Monday, September 26, 2016

A Response To T Bone's Americana Address: Part1

   A couple of thoughts on T Bone Burnett's well considered keynote address at Americana Fest from this past weekend. Burnett the winner of a Grammy and an Oscar, as well as having a mile long list of production credits that range from John Mellencamp to Diana Krall. Burnett, to say the least, is a serious artist and his address makes the case for the sanctified role of artists in shaping and pushing societal innovation now and throughout history. He cites for example a man landing on the moon in a Jules Vern novel a hundred years before it actually happened. However, he feels today’s artist is in jeopardy due to the shifting technological landscape which has so upended the  music industry's business model, directly affecting his bottom line. On the encroachment of technology, he recommends a book: The Technological Society by Jacques Ellul, and goes on to say:

John Wilkinson, the translator, in his 1964 introduction, describes the book this way- “The Technological Society is a description of the way in which an autonomous technology is in the process of taking over the traditional values of every society without exception, subverting and surpassing those values to produce at last a monolithic world culture in which all technological difference and variety is mere appearance.” This is the core of the dead serious challenge we face.
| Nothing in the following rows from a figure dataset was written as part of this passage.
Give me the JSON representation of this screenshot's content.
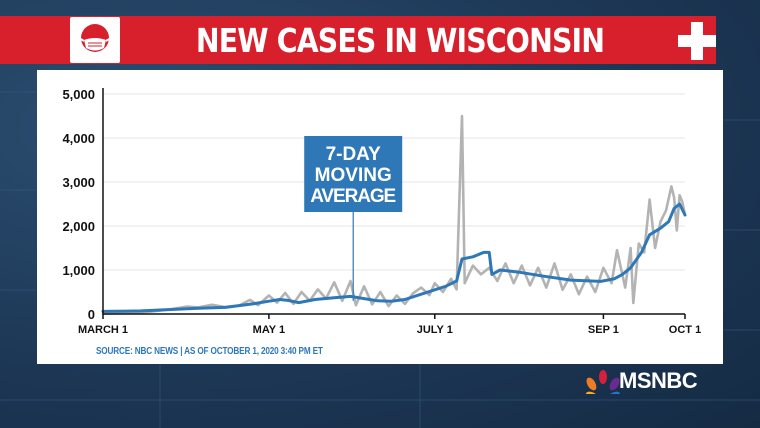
{
  "banner": {
    "title": "NEW CASES IN WISCONSIN"
  },
  "footer": {
    "source": "SOURCE: NBC NEWS | AS OF OCTOBER 1, 2020 3:40 PM ET"
  },
  "brand": {
    "name": "MSNBC",
    "accent": "#d8202c",
    "line_color": "#2e78b8",
    "daily_color": "#b3b3b3"
  },
  "icons": [
    "face-mask-icon",
    "medical-cross-icon",
    "peacock-icon"
  ],
  "chart_data": {
    "type": "line",
    "title": "NEW CASES IN WISCONSIN",
    "xlabel": "",
    "ylabel": "",
    "ylim": [
      0,
      5000
    ],
    "xlim": [
      "2020-03-01",
      "2020-10-01"
    ],
    "yticks": [
      0,
      1000,
      2000,
      3000,
      4000,
      5000
    ],
    "ytick_labels": [
      "0",
      "1,000",
      "2,000",
      "3,000",
      "4,000",
      "5,000"
    ],
    "xticks": [
      "2020-03-01",
      "2020-05-01",
      "2020-07-01",
      "2020-09-01",
      "2020-10-01"
    ],
    "xtick_labels": [
      "MARCH 1",
      "MAY 1",
      "JULY 1",
      "SEP 1",
      "OCT 1"
    ],
    "grid": true,
    "annotation": {
      "text": [
        "7-DAY",
        "MOVING",
        "AVERAGE"
      ],
      "date": "2020-06-01",
      "value": 300
    },
    "series": [
      {
        "name": "7-DAY MOVING AVERAGE",
        "style": "line",
        "points": [
          [
            "2020-03-01",
            60
          ],
          [
            "2020-03-15",
            70
          ],
          [
            "2020-03-25",
            100
          ],
          [
            "2020-04-05",
            130
          ],
          [
            "2020-04-15",
            150
          ],
          [
            "2020-04-25",
            230
          ],
          [
            "2020-05-01",
            290
          ],
          [
            "2020-05-05",
            330
          ],
          [
            "2020-05-08",
            310
          ],
          [
            "2020-05-12",
            260
          ],
          [
            "2020-05-18",
            330
          ],
          [
            "2020-05-25",
            370
          ],
          [
            "2020-05-31",
            400
          ],
          [
            "2020-06-05",
            350
          ],
          [
            "2020-06-10",
            300
          ],
          [
            "2020-06-15",
            290
          ],
          [
            "2020-06-20",
            330
          ],
          [
            "2020-06-25",
            430
          ],
          [
            "2020-07-01",
            550
          ],
          [
            "2020-07-05",
            630
          ],
          [
            "2020-07-09",
            750
          ],
          [
            "2020-07-11",
            1250
          ],
          [
            "2020-07-15",
            1300
          ],
          [
            "2020-07-19",
            1400
          ],
          [
            "2020-07-21",
            1400
          ],
          [
            "2020-07-22",
            900
          ],
          [
            "2020-07-25",
            1000
          ],
          [
            "2020-08-01",
            950
          ],
          [
            "2020-08-10",
            860
          ],
          [
            "2020-08-20",
            770
          ],
          [
            "2020-08-31",
            740
          ],
          [
            "2020-09-05",
            800
          ],
          [
            "2020-09-08",
            900
          ],
          [
            "2020-09-11",
            1050
          ],
          [
            "2020-09-15",
            1400
          ],
          [
            "2020-09-18",
            1800
          ],
          [
            "2020-09-22",
            1950
          ],
          [
            "2020-09-25",
            2100
          ],
          [
            "2020-09-27",
            2400
          ],
          [
            "2020-09-29",
            2500
          ],
          [
            "2020-10-01",
            2250
          ]
        ]
      },
      {
        "name": "",
        "style": "daily",
        "points": [
          [
            "2020-03-01",
            10
          ],
          [
            "2020-03-10",
            20
          ],
          [
            "2020-03-18",
            50
          ],
          [
            "2020-03-25",
            100
          ],
          [
            "2020-04-01",
            170
          ],
          [
            "2020-04-05",
            150
          ],
          [
            "2020-04-10",
            210
          ],
          [
            "2020-04-15",
            160
          ],
          [
            "2020-04-20",
            190
          ],
          [
            "2020-04-24",
            320
          ],
          [
            "2020-04-27",
            200
          ],
          [
            "2020-05-01",
            420
          ],
          [
            "2020-05-04",
            260
          ],
          [
            "2020-05-07",
            480
          ],
          [
            "2020-05-10",
            230
          ],
          [
            "2020-05-13",
            500
          ],
          [
            "2020-05-16",
            300
          ],
          [
            "2020-05-19",
            560
          ],
          [
            "2020-05-22",
            350
          ],
          [
            "2020-05-25",
            720
          ],
          [
            "2020-05-28",
            300
          ],
          [
            "2020-05-31",
            750
          ],
          [
            "2020-06-02",
            200
          ],
          [
            "2020-06-05",
            630
          ],
          [
            "2020-06-08",
            220
          ],
          [
            "2020-06-11",
            500
          ],
          [
            "2020-06-14",
            180
          ],
          [
            "2020-06-17",
            420
          ],
          [
            "2020-06-20",
            230
          ],
          [
            "2020-06-23",
            470
          ],
          [
            "2020-06-26",
            600
          ],
          [
            "2020-06-29",
            430
          ],
          [
            "2020-07-01",
            700
          ],
          [
            "2020-07-04",
            500
          ],
          [
            "2020-07-07",
            800
          ],
          [
            "2020-07-09",
            560
          ],
          [
            "2020-07-11",
            4500
          ],
          [
            "2020-07-12",
            700
          ],
          [
            "2020-07-15",
            1100
          ],
          [
            "2020-07-18",
            900
          ],
          [
            "2020-07-21",
            1050
          ],
          [
            "2020-07-24",
            750
          ],
          [
            "2020-07-27",
            1150
          ],
          [
            "2020-07-30",
            700
          ],
          [
            "2020-08-02",
            1100
          ],
          [
            "2020-08-05",
            650
          ],
          [
            "2020-08-08",
            1050
          ],
          [
            "2020-08-11",
            600
          ],
          [
            "2020-08-14",
            1150
          ],
          [
            "2020-08-17",
            550
          ],
          [
            "2020-08-20",
            900
          ],
          [
            "2020-08-23",
            450
          ],
          [
            "2020-08-26",
            850
          ],
          [
            "2020-08-29",
            500
          ],
          [
            "2020-09-01",
            1050
          ],
          [
            "2020-09-04",
            700
          ],
          [
            "2020-09-06",
            1450
          ],
          [
            "2020-09-09",
            600
          ],
          [
            "2020-09-11",
            1500
          ],
          [
            "2020-09-12",
            250
          ],
          [
            "2020-09-14",
            1600
          ],
          [
            "2020-09-16",
            1400
          ],
          [
            "2020-09-18",
            2600
          ],
          [
            "2020-09-20",
            1500
          ],
          [
            "2020-09-22",
            2100
          ],
          [
            "2020-09-24",
            2350
          ],
          [
            "2020-09-26",
            2900
          ],
          [
            "2020-09-27",
            2650
          ],
          [
            "2020-09-28",
            1900
          ],
          [
            "2020-09-29",
            2700
          ],
          [
            "2020-09-30",
            2550
          ],
          [
            "2020-10-01",
            2250
          ]
        ]
      }
    ]
  }
}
I really disagree with this, especially the part where he says there’s going to be one monolithic world culture with differences only in appearance, which is something akin to the right wing’s never ending fear mongering about Washington taking orders from the UN. I think as Americans, with all our adventurism and the push back we have received for it, especially over these last years in the Middle East, we should understand there isn’t much appetite for a monolithic one world culture. People want to remain autonomous and keep their unique values and heritage, as evidenced by the never ending strife in Iraq, which forced Sunnis, Shiites and Kurds to live together under one centralized government after WW1. That is not to say the world remains separate and insular with the internet and global economy. We also have a common interest in working together to solve issues of climate, extreme poverty, displacement of people and a litany of other issues. Central to solving these problems are technological innovation in the production of energy as well as improvements in communication, medicine and food production. No doubt technology can have vast unintended consequences like suburban sprawl, but if managed properly we can use it to solve problems without jeopardizing our individuality.
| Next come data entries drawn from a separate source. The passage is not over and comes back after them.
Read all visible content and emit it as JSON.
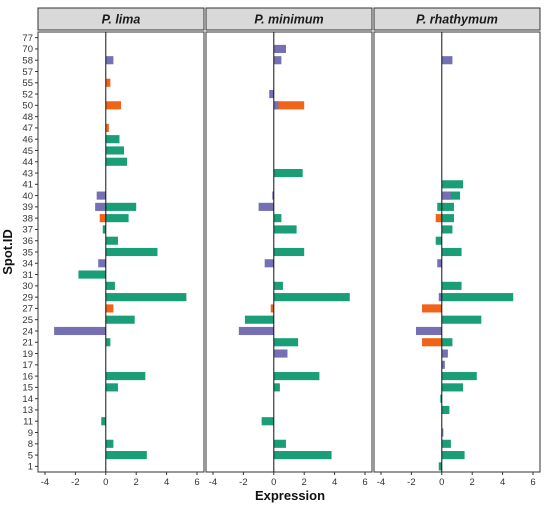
{
  "chart_data": {
    "type": "bar",
    "orientation": "horizontal",
    "xlabel": "Expression",
    "ylabel": "Spot.ID",
    "xlim": [
      -4,
      6
    ],
    "x_ticks": [
      "-4",
      "-2",
      "0",
      "2",
      "4",
      "6"
    ],
    "categories": [
      "1",
      "5",
      "8",
      "9",
      "11",
      "13",
      "14",
      "15",
      "16",
      "17",
      "19",
      "21",
      "24",
      "25",
      "27",
      "29",
      "30",
      "31",
      "34",
      "35",
      "36",
      "37",
      "38",
      "39",
      "40",
      "41",
      "43",
      "44",
      "45",
      "46",
      "47",
      "48",
      "50",
      "52",
      "55",
      "57",
      "58",
      "70",
      "77"
    ],
    "colors": {
      "green": "#1a9e77",
      "purple": "#7570b3",
      "orange": "#f06318"
    },
    "panels": [
      {
        "title": "P. lima",
        "bars": [
          {
            "id": "5",
            "value": 2.7,
            "color": "green"
          },
          {
            "id": "8",
            "value": 0.5,
            "color": "green"
          },
          {
            "id": "11",
            "value": -0.3,
            "color": "green"
          },
          {
            "id": "15",
            "value": 0.8,
            "color": "green"
          },
          {
            "id": "16",
            "value": 2.6,
            "color": "green"
          },
          {
            "id": "21",
            "value": 0.3,
            "color": "green"
          },
          {
            "id": "24",
            "value": -3.4,
            "color": "purple"
          },
          {
            "id": "25",
            "value": 1.9,
            "color": "green"
          },
          {
            "id": "27",
            "value": 0.5,
            "color": "orange"
          },
          {
            "id": "29",
            "value": 5.3,
            "color": "green"
          },
          {
            "id": "30",
            "value": 0.6,
            "color": "green"
          },
          {
            "id": "31",
            "value": -1.8,
            "color": "green"
          },
          {
            "id": "34",
            "value": -0.5,
            "color": "purple"
          },
          {
            "id": "35",
            "value": 3.4,
            "color": "green"
          },
          {
            "id": "36",
            "value": 0.8,
            "color": "green"
          },
          {
            "id": "37",
            "value": -0.2,
            "color": "green"
          },
          {
            "id": "38",
            "value": 1.5,
            "color": "green"
          },
          {
            "id": "38",
            "value": -0.4,
            "color": "orange"
          },
          {
            "id": "39",
            "value": 2.0,
            "color": "green"
          },
          {
            "id": "39",
            "value": -0.7,
            "color": "purple"
          },
          {
            "id": "40",
            "value": -0.6,
            "color": "purple"
          },
          {
            "id": "44",
            "value": 1.4,
            "color": "green"
          },
          {
            "id": "45",
            "value": 1.2,
            "color": "green"
          },
          {
            "id": "46",
            "value": 0.9,
            "color": "green"
          },
          {
            "id": "47",
            "value": 0.2,
            "color": "orange"
          },
          {
            "id": "50",
            "value": 1.0,
            "color": "orange"
          },
          {
            "id": "55",
            "value": 0.3,
            "color": "orange"
          },
          {
            "id": "58",
            "value": 0.5,
            "color": "purple"
          }
        ]
      },
      {
        "title": "P. minimum",
        "bars": [
          {
            "id": "5",
            "value": 3.8,
            "color": "green"
          },
          {
            "id": "8",
            "value": 0.8,
            "color": "green"
          },
          {
            "id": "11",
            "value": -0.8,
            "color": "green"
          },
          {
            "id": "15",
            "value": 0.4,
            "color": "green"
          },
          {
            "id": "16",
            "value": 3.0,
            "color": "green"
          },
          {
            "id": "19",
            "value": 0.9,
            "color": "purple"
          },
          {
            "id": "21",
            "value": 1.6,
            "color": "green"
          },
          {
            "id": "24",
            "value": -2.3,
            "color": "purple"
          },
          {
            "id": "25",
            "value": -1.9,
            "color": "green"
          },
          {
            "id": "27",
            "value": -0.2,
            "color": "orange"
          },
          {
            "id": "29",
            "value": 5.0,
            "color": "green"
          },
          {
            "id": "30",
            "value": 0.6,
            "color": "green"
          },
          {
            "id": "34",
            "value": -0.6,
            "color": "purple"
          },
          {
            "id": "35",
            "value": 2.0,
            "color": "green"
          },
          {
            "id": "37",
            "value": 1.5,
            "color": "green"
          },
          {
            "id": "38",
            "value": 0.5,
            "color": "green"
          },
          {
            "id": "39",
            "value": -1.0,
            "color": "purple"
          },
          {
            "id": "40",
            "value": -0.1,
            "color": "purple"
          },
          {
            "id": "43",
            "value": 1.9,
            "color": "green"
          },
          {
            "id": "50",
            "value": 2.0,
            "color": "orange"
          },
          {
            "id": "50",
            "value": 0.3,
            "color": "purple"
          },
          {
            "id": "52",
            "value": -0.3,
            "color": "purple"
          },
          {
            "id": "58",
            "value": 0.5,
            "color": "purple"
          },
          {
            "id": "70",
            "value": 0.8,
            "color": "purple"
          }
        ]
      },
      {
        "title": "P. rhathymum",
        "bars": [
          {
            "id": "1",
            "value": -0.2,
            "color": "green"
          },
          {
            "id": "5",
            "value": 1.5,
            "color": "green"
          },
          {
            "id": "8",
            "value": 0.6,
            "color": "green"
          },
          {
            "id": "9",
            "value": 0.1,
            "color": "purple"
          },
          {
            "id": "13",
            "value": 0.5,
            "color": "green"
          },
          {
            "id": "14",
            "value": -0.1,
            "color": "green"
          },
          {
            "id": "15",
            "value": 1.4,
            "color": "green"
          },
          {
            "id": "16",
            "value": 2.3,
            "color": "green"
          },
          {
            "id": "17",
            "value": 0.2,
            "color": "purple"
          },
          {
            "id": "19",
            "value": 0.4,
            "color": "purple"
          },
          {
            "id": "21",
            "value": 0.7,
            "color": "green"
          },
          {
            "id": "21",
            "value": -1.3,
            "color": "orange"
          },
          {
            "id": "24",
            "value": -1.7,
            "color": "purple"
          },
          {
            "id": "25",
            "value": 2.6,
            "color": "green"
          },
          {
            "id": "27",
            "value": -1.3,
            "color": "orange"
          },
          {
            "id": "29",
            "value": 4.7,
            "color": "green"
          },
          {
            "id": "29",
            "value": -0.2,
            "color": "purple"
          },
          {
            "id": "30",
            "value": 1.3,
            "color": "green"
          },
          {
            "id": "34",
            "value": -0.3,
            "color": "purple"
          },
          {
            "id": "35",
            "value": 1.3,
            "color": "green"
          },
          {
            "id": "36",
            "value": -0.4,
            "color": "green"
          },
          {
            "id": "37",
            "value": 0.7,
            "color": "green"
          },
          {
            "id": "38",
            "value": 0.8,
            "color": "green"
          },
          {
            "id": "38",
            "value": -0.4,
            "color": "orange"
          },
          {
            "id": "39",
            "value": 0.8,
            "color": "green"
          },
          {
            "id": "39",
            "value": -0.3,
            "color": "green"
          },
          {
            "id": "40",
            "value": 1.2,
            "color": "green"
          },
          {
            "id": "40",
            "value": 0.6,
            "color": "purple"
          },
          {
            "id": "41",
            "value": 1.4,
            "color": "green"
          },
          {
            "id": "58",
            "value": 0.7,
            "color": "purple"
          }
        ]
      }
    ]
  }
}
Next he goes on to complain about the military origins of our technology:

Parenthetically, we have to remember that all this technology we use has been developed by the war machine- Turing was breaking codes for the spies, Oppenheimer was theorising and realising weapons. Many of the tools we use in the studio for recording- microphones and limiters and equalizers and all that- were developed for the military. It is our privilege to beat those swords into plowshares

While I really love that last line: It is our privilege to beat those swords into plowshares, I am rather unmoved by this argument. We need to face up to the fact we are a warring people. I wish it weren’t so, but we as a society have collectively decided that we value the ability to make war above almost anything else. Save your patronizing 9/11, terrorism and Putin speeches, that’s not the point. The point is we invest one-third of our resources into the military. That’s indisputable. And from this investment, besides missile systems, nuclear subs and all the rest we get microphones, computers and the internet, which begs the question: What difference does it make where these innovations, that have so enriched our lives, originated? Is the internet any less valuable or fun because it came from the military? Sure I would love every climate scientist, the CDC and computer engineer to have the resources we pour into the military, but that’s not our reality, it’s not what we value and thus, a moot, irrelevant point.